Veilig Thuis krijgt er een taak bij: de ‘radarfunctie’. Gezinnen waarbij acute en/of structurele onveiligheid speelt. Er vindt info-uitwisseling plaats tussen de 26 Veilig Thuis organisaties.

 Het doen van een melding bij Veilig Thuis van mogelijk huiselijk geweld of mogelijke kindermishandeling is een professionele norm en als zodanig noodzakelijk:

-        In ALLE gevallen van acute onveiligheid en/of structurele onveiligheid.

-        In alle ANDERE gevallen waarin de professional meent dat hij, gelet op zijn competenties, zijn verantwoordelijkheden en zijn professionele grenzen, zelf in onvoldoende mate effectieve hulp kan bieden of kan organiseren bij (risico’s op) huiselijk geweld en/of kindermishandeling.

-        Als een professional die hulp biedt of organiseert om betrokkenen te beschermen tegen het risico op huiselijk geweld en/of kindermishandeling constateert dat de onveiligheid niet stopt of zich herhaalt

 Hulpverlening wijkteam

  • U organiseert de benodigde hulp en u volgt de effecten van de hulp.
  • Het wijkteam organiseert hulp voor kinderen, voor gezinnen, voor partners en ouderen. Daarbij wordt er intensief samengewerkt met SAVE en Veilig Thuis.
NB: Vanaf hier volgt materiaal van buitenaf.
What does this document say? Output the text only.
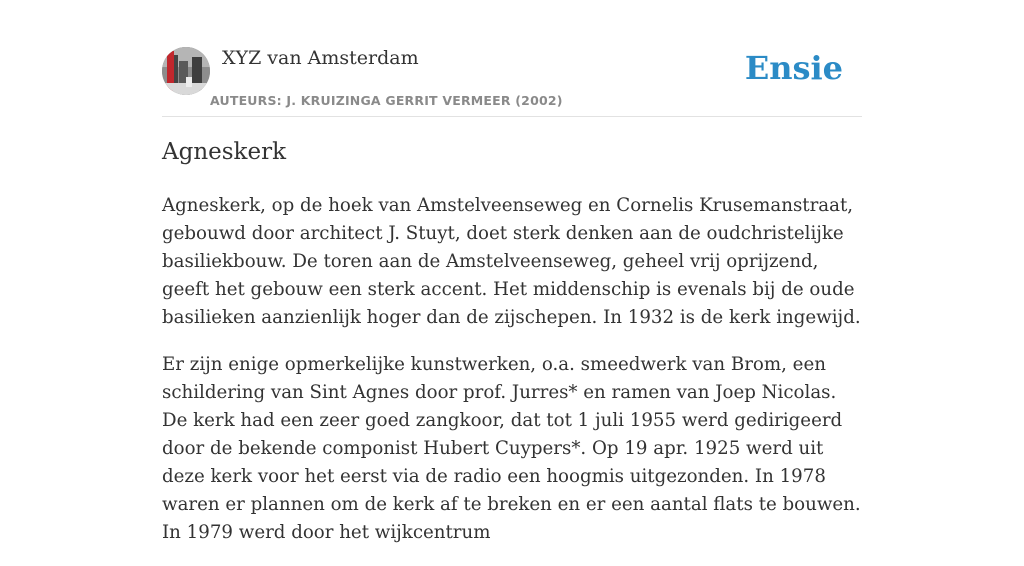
XYZ van Amsterdam
AUTEURS: J. KRUIZINGA GERRIT VERMEER (2002)
Ensie
Agneskerk

Agneskerk, op de hoek van Amstelveenseweg en Cornelis Krusemanstraat, gebouwd door architect J. Stuyt, doet sterk denken aan de oudchristelijke basiliekbouw. De toren aan de Amstelveenseweg, geheel vrij oprijzend, geeft het gebouw een sterk accent. Het middenschip is evenals bij de oude basilieken aanzienlijk hoger dan de zijschepen. In 1932 is de kerk ingewijd.

Er zijn enige opmerkelijke kunstwerken, o.a. smeedwerk van Brom, een schildering van Sint Agnes door prof. Jurres* en ramen van Joep Nicolas. De kerk had een zeer goed zangkoor, dat tot 1 juli 1955 werd gedirigeerd door de bekende componist Hubert Cuypers*. Op 19 apr. 1925 werd uit deze kerk voor het eerst via de radio een hoogmis uitgezonden. In 1978 waren er plannen om de kerk af te breken en er een aantal flats te bouwen. In 1979 werd door het wijkcentrum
Op het moment dat er sprake moet zijn van een gedwongen kader, dan kan het wijkteam direct de Raad voor de Kinderbescherming inschakelen via SAVE of Veilig Thuis.
  • Als de ouder of de cliënt erkent dat er een probleem is en verdere hulp wil ontvangen, moet u in overleg met de cliënt en/of ouder(s)/kind(eren) beslissen wat de deskundige instantie is voor de benodigde begeleiding en oplossing van het probleem.

Aandachtspunten:

  • Wijkteam en SAVE beoordelen en onderzoeken zelf of er sprake is van kindermishandeling en of huiselijk geweld. Voor jeugd doet SAVE dit, voor volwassenen wordt Veilig Thuis ingeschakeld. 
  • Als de veiligheid van een kind in geding is: SAVE coördineert en ondersteunt vervolgens het hulptraject. Het wijkteam is betrokken en wordt op de hoogte gehouden.
  • Als hulp in vrijwillig kader plaatsvindt: het wijkteam heeft de regie en SAVE is betrokken / wordt op de hoogte gehouden.
  • Als het in een gedwongen kader is: SAVE heeft regie en Wijkteam is betrokken.
  • Is de veiligheid van een volwassene in gevaar? Dan moet u altijd melden bij Veilig Thuis. 
  • SAVE kan altijd een jeugdbeschermingstafel bijeenroepen. Dat betekent een gezamenlijk overleg met de Raad voor de Kinderbescherming, het wijkteam, de ouders en eventueel het kind of de jongere om een plan te maken.
  • Zijn er zorgen over kindermishandeling, ouder- of ouderenmishandeling, waar een onderzoek voor nodig is, dan kunt u vanuit het wijkteam vragen om een Veilig Thuis onderzoek. U blijft ondertussen als wijkteam wel betrokken bij het gezin of de cliënt.
  • Wanneer een situatie toch niet veilig lijkt, dan werken SAVE en Veilig Thuis samen om aan een oplossing te werken.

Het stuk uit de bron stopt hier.